How could non-cooperation become a movement? Explain with examples.

Answer :

1. Gandhiji proposed that the movement should unfold in stages. Beginning with the surrender of titles that the government awarded, it should strive towards the boycott of civil services, army, police, courts and legislative councils, schools and foreign goods.

2. A full civil disobedience would be further launched if the government responded with repression. Mahatma Gandhi along with Shaukat Ali extensively made efforts to gather popular support in favour of the non-cooperation movement.


3. The movement initially began with the participation of the middle classes in cities wherein thousands of students left government controlled schools and colleges, headmasters and teachers resigned and lawyers gave up their legal practices.

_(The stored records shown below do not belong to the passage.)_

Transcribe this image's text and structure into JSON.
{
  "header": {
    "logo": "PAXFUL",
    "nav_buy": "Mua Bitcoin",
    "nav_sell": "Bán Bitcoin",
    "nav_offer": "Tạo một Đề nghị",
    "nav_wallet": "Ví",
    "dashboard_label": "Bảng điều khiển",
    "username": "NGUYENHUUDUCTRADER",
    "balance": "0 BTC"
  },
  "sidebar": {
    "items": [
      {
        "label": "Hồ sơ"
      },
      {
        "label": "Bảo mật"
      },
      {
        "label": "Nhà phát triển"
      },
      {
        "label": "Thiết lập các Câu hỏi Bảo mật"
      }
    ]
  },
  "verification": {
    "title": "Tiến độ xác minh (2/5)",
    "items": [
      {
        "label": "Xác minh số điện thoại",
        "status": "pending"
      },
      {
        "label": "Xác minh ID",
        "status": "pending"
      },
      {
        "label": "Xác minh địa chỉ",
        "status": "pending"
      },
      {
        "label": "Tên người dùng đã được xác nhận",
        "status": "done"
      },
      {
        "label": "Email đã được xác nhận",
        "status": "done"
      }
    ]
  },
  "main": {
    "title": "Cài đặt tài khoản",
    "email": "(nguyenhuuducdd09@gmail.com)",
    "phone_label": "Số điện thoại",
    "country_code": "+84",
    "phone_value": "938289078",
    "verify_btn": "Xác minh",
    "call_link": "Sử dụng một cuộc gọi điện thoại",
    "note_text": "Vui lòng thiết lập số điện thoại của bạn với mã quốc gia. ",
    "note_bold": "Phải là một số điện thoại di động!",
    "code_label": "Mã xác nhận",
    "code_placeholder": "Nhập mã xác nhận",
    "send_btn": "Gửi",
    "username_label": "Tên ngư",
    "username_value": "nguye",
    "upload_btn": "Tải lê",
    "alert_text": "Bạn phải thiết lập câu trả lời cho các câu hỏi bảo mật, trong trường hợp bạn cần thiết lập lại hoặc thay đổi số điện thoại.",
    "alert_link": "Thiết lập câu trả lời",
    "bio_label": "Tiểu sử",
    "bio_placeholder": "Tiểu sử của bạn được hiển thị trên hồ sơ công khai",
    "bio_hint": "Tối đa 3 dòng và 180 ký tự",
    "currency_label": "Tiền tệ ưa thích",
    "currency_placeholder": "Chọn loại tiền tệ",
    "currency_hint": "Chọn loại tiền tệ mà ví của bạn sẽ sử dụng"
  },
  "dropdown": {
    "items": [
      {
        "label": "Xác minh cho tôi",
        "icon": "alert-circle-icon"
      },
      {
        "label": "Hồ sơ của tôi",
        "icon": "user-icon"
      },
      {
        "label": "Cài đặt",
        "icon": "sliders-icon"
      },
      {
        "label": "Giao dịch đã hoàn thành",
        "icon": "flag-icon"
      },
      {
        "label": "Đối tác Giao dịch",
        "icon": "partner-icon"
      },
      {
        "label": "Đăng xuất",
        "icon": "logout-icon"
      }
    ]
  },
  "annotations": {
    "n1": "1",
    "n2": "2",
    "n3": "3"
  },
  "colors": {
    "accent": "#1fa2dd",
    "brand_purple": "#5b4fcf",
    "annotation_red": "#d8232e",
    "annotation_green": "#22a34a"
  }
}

4. The council elections were boycotted in most of the provinces. Further, foreign goods were boycotted, liquor shops picketed and foreign cloth burnt in huge bonfires.


5. In many places, traders and merchants refused to trade in foreign goods or finance foreign trade. People also began wearing Indian clothes and boycotting imported ones, thus leading to a rise in the production of Indian textile mills and handlooms. The overall economic impact of the movement was tremendous, leading to a drastic fall in imports as well as the value of foreign goods.


NOTE – Gandhiji’s idea of non-cooperation i.e. ‘not cooperating with the British administration’ in all ways was aimed at bringing people from different groups and communities under the nationalist struggle for freedom and independence from British rule. Although the meaning of Swaraj i.e. independence was different for different groups, it was still able to unite everyone and shaped the creation of mass mobilisation at the national level.